Así, el Gobierno busca evitar que exista un sobrante de pesos que pueda acelerar todavía más la inflación. Pero, para su desgracia, esta tendencia entra en franca contradicción con el dogma de Milton Friedman, hecho propio por Javier Milei, que dice que la suba de precios "es siempre y en todo lugar un fenómeno monetario generado por un exceso de oferta de dinero".

En este caso, la oferta de dinero por esta vía se achica, pero la inflación no paró de subir mientras la base monetaria real bajaba: pasó de un 2,5% en noviembre a un 3,4% en marzo.

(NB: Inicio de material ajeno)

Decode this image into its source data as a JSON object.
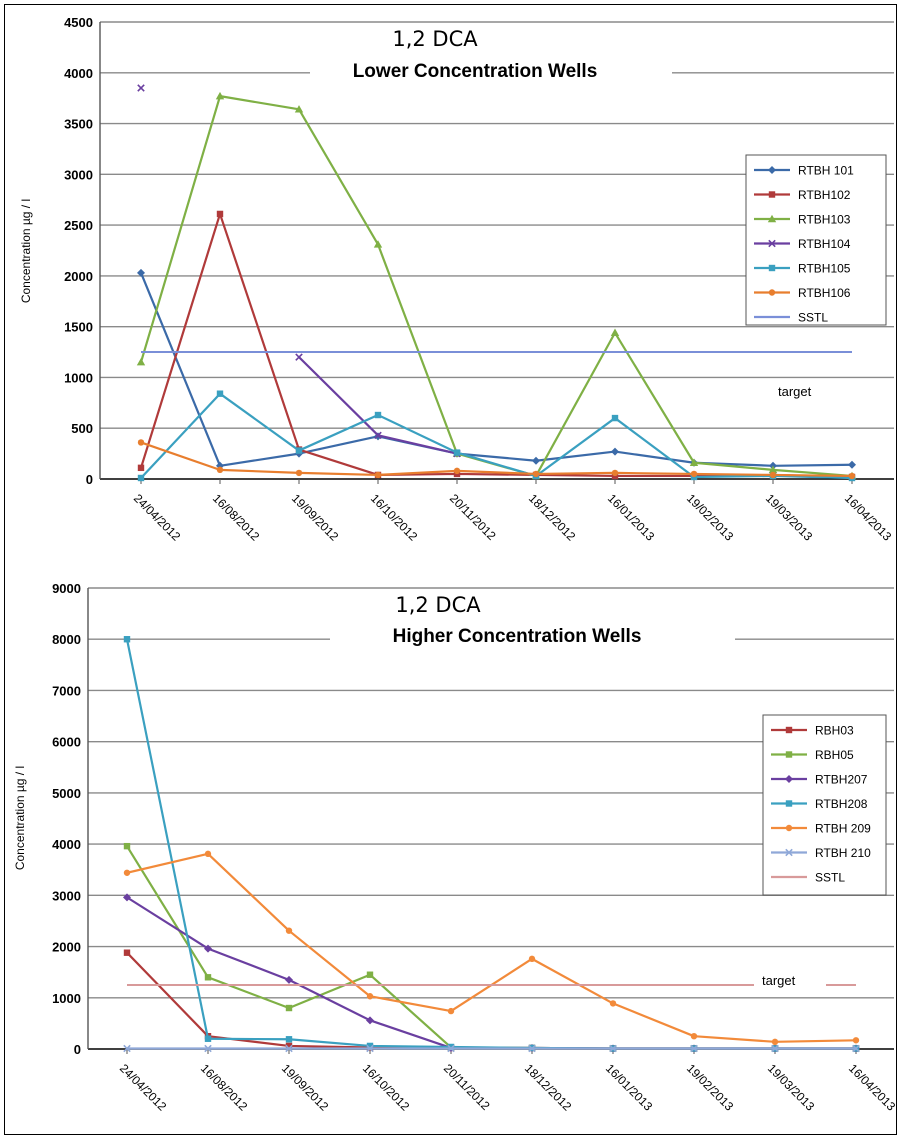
{
  "chart_data": [
    {
      "type": "line",
      "title": "1,2 DCA",
      "subtitle": "Lower Concentration Wells",
      "ylabel": "Concentration µg / l",
      "xlabel": "",
      "ylim": [
        0,
        4500
      ],
      "yticks": [
        0,
        500,
        1000,
        1500,
        2000,
        2500,
        3000,
        3500,
        4000,
        4500
      ],
      "categories": [
        "24/04/2012",
        "16/08/2012",
        "19/09/2012",
        "16/10/2012",
        "20/11/2012",
        "18/12/2012",
        "16/01/2013",
        "19/02/2013",
        "19/03/2013",
        "16/04/2013"
      ],
      "grid": true,
      "legend_position": "right",
      "series": [
        {
          "name": "RTBH 101",
          "color": "#3b6aa8",
          "marker": "diamond",
          "values": [
            2030,
            130,
            250,
            420,
            250,
            180,
            270,
            160,
            130,
            140
          ]
        },
        {
          "name": "RTBH102",
          "color": "#b03a3a",
          "marker": "square",
          "values": [
            110,
            2610,
            290,
            40,
            50,
            40,
            30,
            30,
            40,
            20
          ]
        },
        {
          "name": "RTBH103",
          "color": "#7fb045",
          "marker": "triangle",
          "values": [
            1150,
            3770,
            3640,
            2310,
            250,
            30,
            1440,
            160,
            90,
            30
          ]
        },
        {
          "name": "RTBH104",
          "color": "#6a3fa0",
          "marker": "x",
          "values": [
            3850,
            null,
            1200,
            430,
            250,
            null,
            null,
            null,
            null,
            null
          ]
        },
        {
          "name": "RTBH105",
          "color": "#3aa0c0",
          "marker": "square",
          "values": [
            10,
            840,
            280,
            630,
            260,
            30,
            600,
            20,
            30,
            10
          ]
        },
        {
          "name": "RTBH106",
          "color": "#e87e2e",
          "marker": "circle",
          "values": [
            360,
            90,
            60,
            40,
            80,
            50,
            60,
            50,
            40,
            30
          ]
        },
        {
          "name": "SSTL",
          "color": "#7a8fd8",
          "marker": "none",
          "values": [
            1250,
            1250,
            1250,
            1250,
            1250,
            1250,
            1250,
            1250,
            1250,
            1250
          ]
        }
      ],
      "annotations": [
        "target"
      ]
    },
    {
      "type": "line",
      "title": "1,2 DCA",
      "subtitle": "Higher Concentration Wells",
      "ylabel": "Concentration µg / l",
      "xlabel": "",
      "ylim": [
        0,
        9000
      ],
      "yticks": [
        0,
        1000,
        2000,
        3000,
        4000,
        5000,
        6000,
        7000,
        8000,
        9000
      ],
      "categories": [
        "24/04/2012",
        "16/08/2012",
        "19/09/2012",
        "16/10/2012",
        "20/11/2012",
        "18/12/2012",
        "16/01/2013",
        "19/02/2013",
        "19/03/2013",
        "16/04/2013"
      ],
      "grid": true,
      "legend_position": "right",
      "series": [
        {
          "name": "RBH03",
          "color": "#b03a3a",
          "marker": "square",
          "values": [
            1880,
            250,
            60,
            30,
            20,
            20,
            10,
            10,
            10,
            10
          ]
        },
        {
          "name": "RBH05",
          "color": "#7fb045",
          "marker": "square",
          "values": [
            3960,
            1400,
            800,
            1450,
            30,
            20,
            10,
            10,
            10,
            10
          ]
        },
        {
          "name": "RTBH207",
          "color": "#6a3fa0",
          "marker": "diamond",
          "values": [
            2960,
            1960,
            1350,
            560,
            20,
            20,
            10,
            10,
            10,
            10
          ]
        },
        {
          "name": "RTBH208",
          "color": "#3aa0c0",
          "marker": "square",
          "values": [
            8000,
            200,
            190,
            60,
            40,
            20,
            10,
            10,
            10,
            10
          ]
        },
        {
          "name": "RTBH 209",
          "color": "#f28a3a",
          "marker": "circle",
          "values": [
            3440,
            3810,
            2310,
            1030,
            740,
            1760,
            890,
            250,
            140,
            170
          ]
        },
        {
          "name": "RTBH 210",
          "color": "#8fa8d8",
          "marker": "x",
          "values": [
            10,
            10,
            10,
            10,
            10,
            10,
            10,
            10,
            10,
            10
          ]
        },
        {
          "name": "SSTL",
          "color": "#d89a9a",
          "marker": "none",
          "values": [
            1250,
            1250,
            1250,
            1250,
            1250,
            1250,
            1250,
            1250,
            1250,
            1250
          ]
        }
      ],
      "annotations": [
        "target"
      ]
    }
  ]
}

"Hay un problema en quién puede abastecer esos eventuales pesos que el sector privado podría demandar este año, ya que no vienen de la emisión primaria, que es la base monetaria", explicó Alejandro Krebs, economista de GERES especializado en agregados monetarios y finanzas públicas.

Krebs añadió que existen otras vías posibles para aumentar la oferta monetaria: que el BCRA incentive a los bancos privados a prestar sus depósitos para consumo e inversión, o bien que se dinamice la venta de dólares en manos de los privados (en el "colchón"). Pero esto último no está ocurriendo, mientras que en los últimos meses se estancaron los créditos personales, prendarios e hipotecarios.

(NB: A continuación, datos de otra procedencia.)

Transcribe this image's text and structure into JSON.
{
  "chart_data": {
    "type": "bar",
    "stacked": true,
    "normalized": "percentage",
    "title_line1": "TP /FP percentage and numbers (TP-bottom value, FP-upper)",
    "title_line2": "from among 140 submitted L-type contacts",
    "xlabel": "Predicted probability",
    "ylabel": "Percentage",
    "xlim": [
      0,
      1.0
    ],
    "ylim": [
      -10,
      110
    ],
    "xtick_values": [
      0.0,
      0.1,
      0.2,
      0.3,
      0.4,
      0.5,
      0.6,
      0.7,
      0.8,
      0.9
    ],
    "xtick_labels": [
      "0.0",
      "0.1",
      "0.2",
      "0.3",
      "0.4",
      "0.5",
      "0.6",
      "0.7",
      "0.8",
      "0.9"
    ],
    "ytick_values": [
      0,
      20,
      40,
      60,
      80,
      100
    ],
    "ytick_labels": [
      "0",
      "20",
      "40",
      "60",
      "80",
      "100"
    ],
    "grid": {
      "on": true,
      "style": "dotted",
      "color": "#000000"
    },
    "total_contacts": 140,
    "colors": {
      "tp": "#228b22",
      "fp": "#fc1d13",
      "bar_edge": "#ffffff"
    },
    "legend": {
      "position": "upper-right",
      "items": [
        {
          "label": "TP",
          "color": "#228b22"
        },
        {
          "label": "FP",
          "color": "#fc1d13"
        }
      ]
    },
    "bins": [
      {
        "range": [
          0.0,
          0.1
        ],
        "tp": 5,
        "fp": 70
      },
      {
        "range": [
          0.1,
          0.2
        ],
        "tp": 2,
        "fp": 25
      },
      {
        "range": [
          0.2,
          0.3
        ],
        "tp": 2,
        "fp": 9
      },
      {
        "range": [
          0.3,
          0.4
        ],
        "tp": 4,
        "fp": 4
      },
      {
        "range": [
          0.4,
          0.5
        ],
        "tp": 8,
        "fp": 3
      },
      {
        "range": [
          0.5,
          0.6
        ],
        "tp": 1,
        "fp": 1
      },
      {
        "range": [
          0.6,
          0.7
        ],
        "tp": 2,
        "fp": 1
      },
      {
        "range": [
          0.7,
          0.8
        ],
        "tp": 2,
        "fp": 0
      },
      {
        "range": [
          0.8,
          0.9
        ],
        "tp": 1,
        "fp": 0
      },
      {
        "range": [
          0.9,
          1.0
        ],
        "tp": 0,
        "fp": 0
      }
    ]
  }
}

Tanto o más preocupante es la contradicción que esto implica para con el objetivo primordial del Banco Central, ya que el achicamiento de la base monetaria y la ausencia de otras fuentes de oferta implica menos disponibilidad de pesos, lo que dificulta satisfacer la mayor demanda de pesos del sector privado que debería existir en una economía remonetizada.

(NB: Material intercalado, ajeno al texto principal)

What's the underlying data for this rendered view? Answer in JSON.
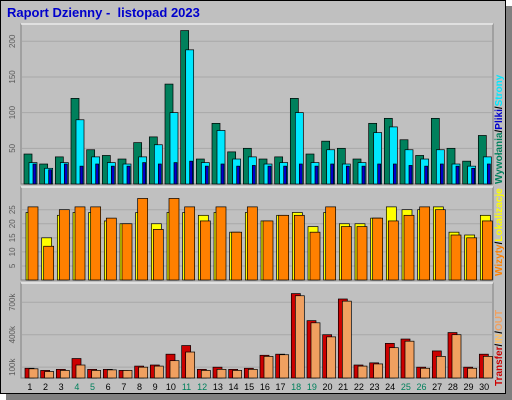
{
  "report_title": "Raport Dzienny -  listopad 2023",
  "colors": {
    "hits": "#00805c",
    "files": "#00e8ff",
    "pages": "#0000cc",
    "visits": "#ff8000",
    "sites": "#ffff00",
    "kbytes": "#cc0000",
    "kbytes_in": "#ffc060",
    "kbytes_out": "#f0a060",
    "panel_bg": "#c0c0c0",
    "weekend_label": "#00805c",
    "weekday_label": "#000000"
  },
  "legends": {
    "top": [
      {
        "text": "Wywołania",
        "color": "#00805c"
      },
      {
        "text": "/",
        "color": "#000000"
      },
      {
        "text": "Pliki",
        "color": "#0000cc"
      },
      {
        "text": "/",
        "color": "#000000"
      },
      {
        "text": "Strony",
        "color": "#00e8ff"
      }
    ],
    "middle": [
      {
        "text": "Wizyty",
        "color": "#ff8000"
      },
      {
        "text": "/",
        "color": "#000000"
      },
      {
        "text": "Lokalizacje",
        "color": "#ffff00"
      }
    ],
    "bottom": [
      {
        "text": "Transfer",
        "color": "#cc0000"
      },
      {
        "text": "/",
        "color": "#000000"
      },
      {
        "text": "IN",
        "color": "#ffc060"
      },
      {
        "text": "/",
        "color": "#000000"
      },
      {
        "text": "OUT",
        "color": "#f0a060"
      }
    ]
  },
  "chart_data": [
    {
      "type": "bar",
      "categories": [
        "1",
        "2",
        "3",
        "4",
        "5",
        "6",
        "7",
        "8",
        "9",
        "10",
        "11",
        "12",
        "13",
        "14",
        "15",
        "16",
        "17",
        "18",
        "19",
        "20",
        "21",
        "22",
        "23",
        "24",
        "25",
        "26",
        "27",
        "28",
        "29",
        "30"
      ],
      "weekend_days": [
        "4",
        "5",
        "11",
        "12",
        "18",
        "19",
        "25",
        "26"
      ],
      "ylim": [
        0,
        220
      ],
      "yticks": [
        50,
        100,
        150,
        200
      ],
      "series": [
        {
          "values": [
            42,
            28,
            38,
            120,
            48,
            40,
            35,
            58,
            66,
            140,
            215,
            35,
            85,
            45,
            50,
            35,
            38,
            120,
            42,
            60,
            50,
            35,
            85,
            92,
            62,
            40,
            92,
            50,
            32,
            68
          ]
        },
        {
          "values": [
            30,
            22,
            30,
            90,
            38,
            30,
            28,
            38,
            55,
            100,
            188,
            30,
            75,
            35,
            38,
            28,
            30,
            100,
            30,
            48,
            28,
            30,
            72,
            80,
            48,
            35,
            48,
            28,
            25,
            38
          ]
        },
        {
          "values": [
            28,
            20,
            28,
            25,
            28,
            25,
            25,
            30,
            28,
            30,
            32,
            25,
            28,
            25,
            26,
            25,
            25,
            28,
            25,
            28,
            25,
            25,
            28,
            28,
            26,
            25,
            28,
            25,
            22,
            28
          ]
        }
      ]
    },
    {
      "type": "bar",
      "categories": [
        "1",
        "2",
        "3",
        "4",
        "5",
        "6",
        "7",
        "8",
        "9",
        "10",
        "11",
        "12",
        "13",
        "14",
        "15",
        "16",
        "17",
        "18",
        "19",
        "20",
        "21",
        "22",
        "23",
        "24",
        "25",
        "26",
        "27",
        "28",
        "29",
        "30"
      ],
      "ylim": [
        0,
        32
      ],
      "yticks": [
        5,
        10,
        15,
        20,
        25
      ],
      "series": [
        {
          "values": [
            26,
            12,
            25,
            26,
            26,
            22,
            20,
            29,
            18,
            29,
            26,
            21,
            26,
            17,
            26,
            21,
            23,
            23,
            17,
            26,
            19,
            19,
            22,
            21,
            23,
            26,
            25,
            16,
            15,
            21
          ]
        },
        {
          "values": [
            24,
            15,
            23,
            24,
            24,
            21,
            20,
            24,
            20,
            24,
            24,
            23,
            24,
            17,
            24,
            21,
            23,
            24,
            19,
            24,
            20,
            20,
            22,
            26,
            25,
            25,
            26,
            17,
            16,
            23
          ]
        }
      ]
    },
    {
      "type": "bar",
      "categories": [
        "1",
        "2",
        "3",
        "4",
        "5",
        "6",
        "7",
        "8",
        "9",
        "10",
        "11",
        "12",
        "13",
        "14",
        "15",
        "16",
        "17",
        "18",
        "19",
        "20",
        "21",
        "22",
        "23",
        "24",
        "25",
        "26",
        "27",
        "28",
        "29",
        "30"
      ],
      "ylim": [
        0,
        850000
      ],
      "yticks": [
        100000,
        400000,
        700000
      ],
      "ytick_labels": [
        "100k",
        "400k",
        "700k"
      ],
      "series": [
        {
          "values": [
            90000,
            70000,
            80000,
            180000,
            80000,
            80000,
            70000,
            110000,
            120000,
            220000,
            300000,
            80000,
            100000,
            80000,
            90000,
            210000,
            220000,
            780000,
            530000,
            400000,
            730000,
            120000,
            140000,
            320000,
            360000,
            100000,
            250000,
            420000,
            100000,
            220000
          ]
        },
        {
          "values": [
            85000,
            60000,
            70000,
            120000,
            70000,
            75000,
            70000,
            100000,
            110000,
            160000,
            240000,
            70000,
            80000,
            70000,
            80000,
            200000,
            215000,
            760000,
            510000,
            380000,
            710000,
            110000,
            130000,
            280000,
            340000,
            90000,
            200000,
            400000,
            90000,
            200000
          ]
        }
      ]
    }
  ]
}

"Evidentemente, la disparada inflacionaria lleva a que el Gobierno utilice el apretón monetario para contener la suba de precios, en contra de su objetivo de remonetizar la economía", resumió el economista de GERES.

En el mismo plano, Montagu alertó que esta "es una remonetización media inservible, porque el Banco Central emite y el Tesoro absorbe. Entonces, en el medio, la actividad ni se entera".

En definitiva, el Gobierno subestimó la inflación, lo cual lo obligó a tener que priorizar que esta no se acelere, y en ese proceso, señaló Krebs, terminó sobreestimando el crecimiento de la actividad para este año (el FMI y el Banco Mundial acaban de recalcular un crecimiento del PBI de Argentina del 3,5% en 2026 en lugar del 4% que proyectaban el año pasado).

El único aporte real a una remonetización es la baja de las tasas de interés para impulsar los créditos, remarcó el economista de GERES. Un punto que, sin embargo, podría estimular la inflación. Aunque el Gobierno siga diciendo que todo marcha acorde al plan, las contradicciones del programa económico son cada vez más palpables.